Whenever Aaron needed advice, his father would share an insight from life or literature. “You always answer things in stories,” Aaron would say. That afternoon, as Bob and Aaron circled the block, they discussed the events of the past few months—Aaron’s arrest, when he was forced to the pavement; his strip search and solitary confinement upon arraignment; the increasingly circuitous route the U.S. Attorney’s Office was taking in negotiating the charges; their legal fees, which would soon clear $1 million; the looming felony conviction that Aaron feared. Aaron said he felt as though he’d been living in a version of The Trial, Kafka’s classic novel, which follows the incoherent prosecution of a defendant named Josef K.
Aaron had read the story in 2011, shortly after his arrest, and called it “deep and magnificent” on his blog. “I’d not really read much Kafka before and had grown up led to believe that it was a paranoid and hyperbolic work,” he wrote. Instead, he’d found it “precisely accurate—every single detail perfectly mirrored my own experience. This isn’t fiction, but documentary.”
Bob had admired Kafka, but didn’t remember the plot of The Trial. He asked Aaron to remind him how the story ended.
Aaron just stared at him.
“They killed K., Dad,” Aaron told him. “They killed him.”
Just a few months later, on January 11, 2013, nearly two years from the date when he was first arrested by a Secret Service agent in Central Square, Aaron Swartz hanged himself in his Brooklyn apartment. He was 26 years old.
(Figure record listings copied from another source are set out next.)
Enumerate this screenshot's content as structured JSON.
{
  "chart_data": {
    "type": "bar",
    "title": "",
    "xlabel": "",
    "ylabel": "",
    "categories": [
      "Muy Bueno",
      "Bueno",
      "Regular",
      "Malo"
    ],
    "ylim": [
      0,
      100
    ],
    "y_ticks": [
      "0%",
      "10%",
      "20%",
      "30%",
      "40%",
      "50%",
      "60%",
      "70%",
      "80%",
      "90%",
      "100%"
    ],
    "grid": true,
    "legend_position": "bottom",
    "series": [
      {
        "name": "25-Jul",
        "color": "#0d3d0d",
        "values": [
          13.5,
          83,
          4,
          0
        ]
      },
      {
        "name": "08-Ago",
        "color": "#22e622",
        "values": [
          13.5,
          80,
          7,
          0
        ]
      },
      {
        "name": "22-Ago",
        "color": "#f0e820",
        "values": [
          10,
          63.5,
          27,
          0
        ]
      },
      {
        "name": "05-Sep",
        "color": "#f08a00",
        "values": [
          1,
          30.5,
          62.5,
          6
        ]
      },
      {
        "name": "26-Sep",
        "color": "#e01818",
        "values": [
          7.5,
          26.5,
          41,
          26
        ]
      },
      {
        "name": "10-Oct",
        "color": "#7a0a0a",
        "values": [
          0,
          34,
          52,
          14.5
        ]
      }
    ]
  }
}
MIT may be the world’s most prestigious engineering school, with touchscreen maps installed in its building lobbies, but it remains a remarkably difficult place to navigate. To find room 485 in the Media Lab building, you pass through a series of silver double doors, then skirt a workshop where a garden of mechanical flowers gleam purple and silver under iridescent lights. There are no bumper stickers or flyers taped to the hall window of room 485; the blinds are closed. The only sign it’s occupied at all is the magnetic poetry on the door. Most of the tiles are a random scramble, but nine have been arranged to form the lines: Construct the future to be better for your children.
Bob Swartz is inside.
Bob has kind brown eyes and a brow crowned with gray fuzz. He wears a striped button-down shirt, khakis, a brown belt, a Tag Heuer watch with a simple brown leather strap, and sensible shoes. He swivels in his chair with one leg tucked underneath him. The room is small, only about 10 by 14 feet, but there are seven office chairs. “This is where the chairs hang out,” he jokes. There is weariness in his voice. “I feel bad putting them out in the hall.”
Bob lives in Highland Park, Illinois. For more than a decade, he has traveled to the MIT campus each month to consult on intellectual-property aspects of Media Lab creations. After Aaron’s arrest, these trips took on a new urgency: He had to file motions, meet with attorneys, plead with MIT administrators. Now, in the wake of his son’s death, coming here has become an exercise in grief.
“I see Aaron on every corner,” he says. “I pass by the building. I see MIT police. I remember, I remember him…” he sighs. “We spent a lot of time here. There are all sorts of painful aspects of what happened. They come back.”